PURPOSE: Peptide receptor targeting has become an increasingly attractive method to target tumors diagnostically and radiotherapeutically. Peptides linked to a variety of chelators have been developed for this purpose. They have, however, rarely been tested for their agonistic or antagonistic properties. We report here on a somatostatin antagonist that switched to an agonist upon coupling to a DOTA chelator. METHODS: Two novel somatostatin analogs, 406-040-15 and its DOTA-coupled counterpart 406-051-20, with and without cold Indium labeling, were tested for their somatostatin receptor subtypes 1-5 (sst(1)-sst(5)) binding affinity using receptor autoradiography. Moreover, they were tested functionally for their ability to affect sst(2) and sst(3) internalization in vitro in HEK293 cells stably expressing the human sst(2) or sst(3) receptor, using an immunofluorescence microscopy-based internalization assay. RESULTS: All three compounds were characterized as pan-somatostatin analogs having a high affinity for all five sst. In the sst(2) internalization assay, all three compounds showed an identical behavior, namely, a weak agonistic effect complemented by a weak antagonistic effect, compatible with the behavior of a partial agonist. Conversely, in the sst(3) internalization assay, 406-040-15 was a full antagonist whereas its DOTA-coupled counterpart, 406-051-20, with and without Indium labeling, switched to a full agonist. CONCLUSION: Adding the DOTA chelator to the somatostatin analog 406-040-15 triggers a switch at sst(3) receptor from an antagonist to an agonist. This indicates that potential radioligands for tumor targeting should always be tested functionally before further development, in particular if a chelator is added.

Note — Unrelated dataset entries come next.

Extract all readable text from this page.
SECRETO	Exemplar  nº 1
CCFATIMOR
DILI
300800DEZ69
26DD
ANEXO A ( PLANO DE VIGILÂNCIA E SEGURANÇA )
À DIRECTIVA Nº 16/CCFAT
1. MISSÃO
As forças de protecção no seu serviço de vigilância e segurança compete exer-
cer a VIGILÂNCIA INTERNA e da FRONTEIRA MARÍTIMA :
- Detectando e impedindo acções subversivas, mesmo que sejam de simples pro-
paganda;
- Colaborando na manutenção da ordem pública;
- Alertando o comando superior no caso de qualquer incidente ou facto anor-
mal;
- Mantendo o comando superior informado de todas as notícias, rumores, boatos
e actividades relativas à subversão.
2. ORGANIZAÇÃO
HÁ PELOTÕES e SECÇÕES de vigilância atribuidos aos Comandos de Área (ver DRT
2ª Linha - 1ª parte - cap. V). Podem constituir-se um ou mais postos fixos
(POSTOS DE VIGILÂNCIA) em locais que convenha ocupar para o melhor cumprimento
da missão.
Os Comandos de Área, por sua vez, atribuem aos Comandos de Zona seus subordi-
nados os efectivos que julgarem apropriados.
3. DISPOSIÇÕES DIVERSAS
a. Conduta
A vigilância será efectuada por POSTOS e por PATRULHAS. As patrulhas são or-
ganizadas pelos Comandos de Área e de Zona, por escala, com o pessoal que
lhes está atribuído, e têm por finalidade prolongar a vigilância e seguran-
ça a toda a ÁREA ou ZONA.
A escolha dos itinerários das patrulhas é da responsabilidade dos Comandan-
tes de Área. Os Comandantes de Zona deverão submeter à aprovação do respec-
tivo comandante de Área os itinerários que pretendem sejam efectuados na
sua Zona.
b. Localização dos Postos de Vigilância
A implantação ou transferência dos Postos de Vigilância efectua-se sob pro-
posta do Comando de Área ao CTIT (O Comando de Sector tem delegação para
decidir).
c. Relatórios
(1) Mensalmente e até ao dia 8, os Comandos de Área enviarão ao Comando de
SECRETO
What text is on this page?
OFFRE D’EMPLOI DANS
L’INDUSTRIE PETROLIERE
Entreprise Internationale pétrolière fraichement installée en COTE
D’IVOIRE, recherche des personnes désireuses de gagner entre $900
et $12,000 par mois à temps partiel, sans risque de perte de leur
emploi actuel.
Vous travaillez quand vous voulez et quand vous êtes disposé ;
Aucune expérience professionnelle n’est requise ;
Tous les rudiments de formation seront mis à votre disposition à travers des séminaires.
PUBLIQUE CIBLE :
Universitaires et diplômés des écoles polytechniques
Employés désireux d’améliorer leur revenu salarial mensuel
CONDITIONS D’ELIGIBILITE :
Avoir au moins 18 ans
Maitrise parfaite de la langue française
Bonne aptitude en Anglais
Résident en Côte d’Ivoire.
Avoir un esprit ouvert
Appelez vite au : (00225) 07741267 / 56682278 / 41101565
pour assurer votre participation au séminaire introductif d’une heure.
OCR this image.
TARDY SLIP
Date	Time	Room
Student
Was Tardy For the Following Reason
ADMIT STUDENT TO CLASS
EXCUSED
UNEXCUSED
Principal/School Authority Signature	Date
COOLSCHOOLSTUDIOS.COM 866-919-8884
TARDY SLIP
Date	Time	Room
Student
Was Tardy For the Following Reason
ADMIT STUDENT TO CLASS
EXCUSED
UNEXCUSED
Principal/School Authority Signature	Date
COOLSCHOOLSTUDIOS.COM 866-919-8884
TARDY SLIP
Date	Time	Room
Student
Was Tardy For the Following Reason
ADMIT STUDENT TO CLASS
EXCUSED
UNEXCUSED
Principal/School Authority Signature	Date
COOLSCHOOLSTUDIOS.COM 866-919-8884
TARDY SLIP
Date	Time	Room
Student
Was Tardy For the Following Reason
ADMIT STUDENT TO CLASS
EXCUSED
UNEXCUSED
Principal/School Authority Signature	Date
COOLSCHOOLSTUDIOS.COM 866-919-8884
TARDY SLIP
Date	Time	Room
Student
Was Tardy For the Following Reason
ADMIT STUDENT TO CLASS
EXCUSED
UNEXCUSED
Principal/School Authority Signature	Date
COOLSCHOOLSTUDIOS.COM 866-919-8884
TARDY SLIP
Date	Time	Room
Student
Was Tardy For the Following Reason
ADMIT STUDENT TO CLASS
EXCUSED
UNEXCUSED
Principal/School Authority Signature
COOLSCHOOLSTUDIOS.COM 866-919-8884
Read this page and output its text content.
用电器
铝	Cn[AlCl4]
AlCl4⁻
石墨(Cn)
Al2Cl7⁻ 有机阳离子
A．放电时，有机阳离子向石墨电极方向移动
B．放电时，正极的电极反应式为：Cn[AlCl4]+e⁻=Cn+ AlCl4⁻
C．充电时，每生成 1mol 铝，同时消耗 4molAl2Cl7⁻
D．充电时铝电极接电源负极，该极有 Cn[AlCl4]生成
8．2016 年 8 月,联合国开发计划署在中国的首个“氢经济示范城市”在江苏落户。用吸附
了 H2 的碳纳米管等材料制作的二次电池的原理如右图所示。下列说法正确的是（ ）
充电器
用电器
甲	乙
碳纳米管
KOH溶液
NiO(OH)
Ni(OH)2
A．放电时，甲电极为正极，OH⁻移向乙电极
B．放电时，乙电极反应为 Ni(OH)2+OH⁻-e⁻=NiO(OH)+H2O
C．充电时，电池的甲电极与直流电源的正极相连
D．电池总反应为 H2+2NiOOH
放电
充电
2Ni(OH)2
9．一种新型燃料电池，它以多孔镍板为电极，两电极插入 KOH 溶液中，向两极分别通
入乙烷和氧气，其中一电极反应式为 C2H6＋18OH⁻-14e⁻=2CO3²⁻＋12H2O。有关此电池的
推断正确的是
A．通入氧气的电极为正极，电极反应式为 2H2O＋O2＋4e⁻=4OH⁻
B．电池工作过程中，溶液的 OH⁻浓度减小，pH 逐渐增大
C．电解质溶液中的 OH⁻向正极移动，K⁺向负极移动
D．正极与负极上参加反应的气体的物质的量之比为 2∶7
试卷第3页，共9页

Internalized somatostatin receptor subtype 2 in neuroendocrine tumors of octreotide-treated patients.

CONTEXT: Somatostatin receptor subtype 2 (sst(2)) is widely expressed in neuroendocrine tumors and can be visualized immunohistochemically at the cell membrane for diagnostic purposes. Recently, it has been demonstrated in animal sst(2) tumor models in vivo that somatostatin analog treatment was able to induce a complete internalization of the tumor sst(2). PATIENTS AND METHODS: In the present study, we evaluated whether sst(2) expressed in neuroendocrine tumors of patients treated with octreotide are also internalized. Tumor samples were assessed in patients that were treated with various octreotide modalities before and during surgery and compared with tumor samples from untreated patients. Sst(2) immunohistochemistry was performed in all samples with three different sst(2) antibodies (R2-88, UMB-1, and SS-800). Sst(2) receptor expression was confirmed by immunoblotting and in vitro receptor autoradiography. RESULTS: Patients receiving a high dose of octreotide showed predominantly internalized sst(2), and patients with a low dose of octreotide had a variable ratio of internalized vs. membranous sst(2), whereas untreated patients had exclusively membranous sst(2). The internalized sst(2) receptor corresponded to a single sst(2) band in immunoblots and to sst(2) receptors in in vitro receptor autoradiography. Although generally found in endosome-like structures, internalized sst(2) receptors were also identified to a small extent in lysosomes, as seen in colocalization experiments. CONCLUSION: It is the first evidence showing that sst(2) receptors can be internalized in sst(2)-expressing neuroendocrine tumors in patients under octreotide therapy, providing clues about sst(2) receptor biology and trafficking dynamics in patients.